CRE is still relatively rare, causing just 600 deaths a year, but by 2013, researchers had identified it in health care facilities in 44 states.

Dr. Thomas R. Frieden, director of the Centers for Disease Control and Prevention, often calls it the "nightmare superbug," because it is resistant to all but one antibiotic - colistin.

"We risk being in a post-antiobiotic world," Frieden said during a gathering for journalists in Washington on Thursday. "That wouldn't just be urinary tract infections or pneumonia - that could be for the 600,000 patients a year who need cancer treatment."

He added: "The medicine cabinet is empty for some patients."

The colistin resistance in the United States came to light when a 49-year-old woman, who Bell said was "connected to the military," was treated for a urinary infection at a military clinic in Pennsylvania.

Because her urine culture had unusual results, the sample was sent to the Walter Reed National Military Medical Center, which identified the drug resistance. The bacteria, though resistant to colistin and some other antibiotics, were not resistant to carbapenems. Doctors there published a report on the case in a medical journal.

Patrick McGann, a scientist at the Walter Reed Army Institute of Research and lead author of the paper, said researchers had only started analyzing samples a few weeks ago. They tested samples from six patients, and one of them was the woman's.

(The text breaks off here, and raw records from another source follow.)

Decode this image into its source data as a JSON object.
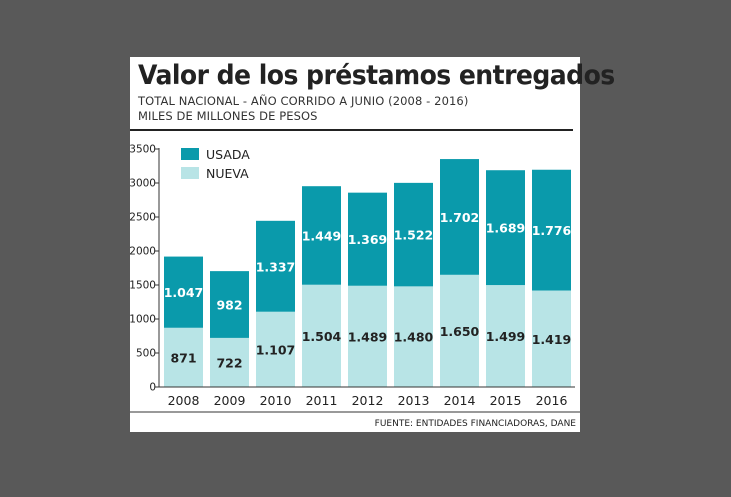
{
  "title": "Valor de los préstamos entregados",
  "subtitle1": "TOTAL NACIONAL - AÑO CORRIDO A JUNIO (2008 - 2016)",
  "subtitle2": "MILES DE MILLONES DE PESOS",
  "source": "FUENTE: ENTIDADES FINANCIADORAS, DANE",
  "colors": {
    "usada": "#0a9aab",
    "nueva": "#b8e4e6",
    "background": "#595959"
  },
  "chart_data": {
    "type": "bar",
    "stacked": true,
    "categories": [
      "2008",
      "2009",
      "2010",
      "2011",
      "2012",
      "2013",
      "2014",
      "2015",
      "2016"
    ],
    "series": [
      {
        "name": "NUEVA",
        "values": [
          871,
          722,
          1107,
          1504,
          1489,
          1480,
          1650,
          1499,
          1419
        ],
        "labels": [
          "871",
          "722",
          "1.107",
          "1.504",
          "1.489",
          "1.480",
          "1.650",
          "1.499",
          "1.419"
        ]
      },
      {
        "name": "USADA",
        "values": [
          1047,
          982,
          1337,
          1449,
          1369,
          1522,
          1702,
          1689,
          1776
        ],
        "labels": [
          "1.047",
          "982",
          "1.337",
          "1.449",
          "1.369",
          "1.522",
          "1.702",
          "1.689",
          "1.776"
        ]
      }
    ],
    "legend": [
      "USADA",
      "NUEVA"
    ],
    "ylim": [
      0,
      3500
    ],
    "yticks": [
      "0",
      "500",
      "1000",
      "1500",
      "2000",
      "2500",
      "3000",
      "3500"
    ],
    "title": "Valor de los préstamos entregados",
    "xlabel": "",
    "ylabel": ""
  }
}
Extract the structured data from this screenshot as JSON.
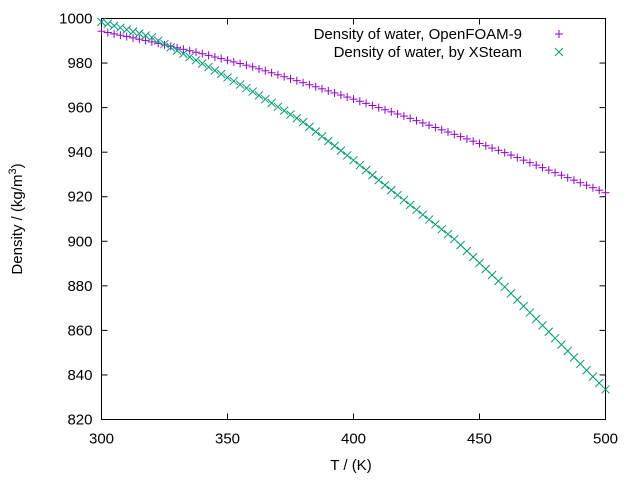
{
  "chart_data": {
    "type": "scatter",
    "xlabel": "T / (K)",
    "ylabel_parts": {
      "prefix": "Density / (kg/m",
      "superscript": "3",
      "suffix": ")"
    },
    "xlim": [
      300,
      500
    ],
    "ylim": [
      820,
      1000
    ],
    "x_ticks": [
      300,
      350,
      400,
      450,
      500
    ],
    "y_ticks": [
      820,
      840,
      860,
      880,
      900,
      920,
      940,
      960,
      980,
      1000
    ],
    "grid": false,
    "legend_position": "top-right",
    "series": [
      {
        "name": "Density of water, OpenFOAM-9",
        "marker": "plus",
        "color": "#9400d3",
        "x_start": 300,
        "x_end": 500,
        "x_step": 2.5,
        "y_points": [
          [
            300,
            994.3
          ],
          [
            320,
            989.5
          ],
          [
            340,
            984.2
          ],
          [
            360,
            978.3
          ],
          [
            380,
            971.2
          ],
          [
            400,
            963.8
          ],
          [
            420,
            956.2
          ],
          [
            440,
            948.0
          ],
          [
            460,
            939.8
          ],
          [
            480,
            930.8
          ],
          [
            500,
            921.8
          ]
        ]
      },
      {
        "name": "Density of water, by XSteam",
        "marker": "x",
        "color": "#009e73",
        "x_start": 300,
        "x_end": 500,
        "x_step": 2.5,
        "y_points": [
          [
            300,
            998.5
          ],
          [
            320,
            991.5
          ],
          [
            340,
            979.8
          ],
          [
            360,
            967.2
          ],
          [
            380,
            953.5
          ],
          [
            400,
            936.4
          ],
          [
            420,
            918.5
          ],
          [
            440,
            901.0
          ],
          [
            460,
            879.5
          ],
          [
            480,
            856.5
          ],
          [
            500,
            833.5
          ]
        ]
      }
    ]
  }
}
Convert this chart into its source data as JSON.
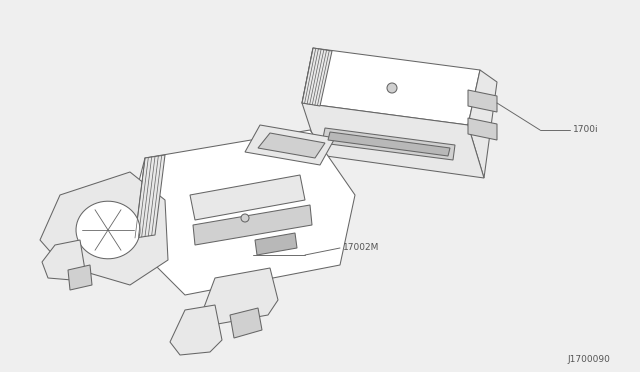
{
  "bg_color": "#efefef",
  "line_color": "#666666",
  "fill_white": "#ffffff",
  "fill_light": "#e8e8e8",
  "fill_mid": "#d0d0d0",
  "fill_dark": "#b8b8b8",
  "label1": "1700i",
  "label2": "17002M",
  "diagram_id": "J1700090",
  "text_color": "#555555",
  "lw": 0.75
}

Bell said researchers did not know how the patient contracted the resistant bacteria. The microbes have been found in people in Asia and Europe, but the patient had not traveled during the past five months. It is possible that she contracted the bacteria from food, or from contact with someone else who was infected, Bell said.

Public health workers will interview the woman and will probably test her family members and other close contacts for the bacteria, Bell said.

Infectious disease doctors have long warned that overuse of antibiotics in people and in animals put human health at risk by reducing the power of the drugs, some of modern medicine's most prized jewels. About 2 million Americans fall ill from antibiotic-resistant bacteria every year and at least 23,000 die from those infections. The Obama administration has elevated the issue, laying out a strategy for how to bring the problem under control.

The CRE germs usually strike people receiving medical care in hospitals or nursing homes, including patients on breathing machines or dependent on catheters. Healthy people are rarely, if ever, affected.

But the bugs attack broadly, and the infections they cause are not limited to people with severely compromised immune systems. CRE was believed to be the cause of infections from improperly cleaned medical scopes that led to the death of two people at Ronald Reagan UCLA Medical Center in California last year.

The Department of Defense, in a blog post about the discovery of the gene in the United States, said it gives "a new clue into the antibiotic resistance landscape."

But the gene is rare: The blog pointed out that federal health researchers had searched for the gene in 44,000 samples of Salmonella and 9,000 samples of E. coli/Shigella, taken from people and retail meat, and did not find it.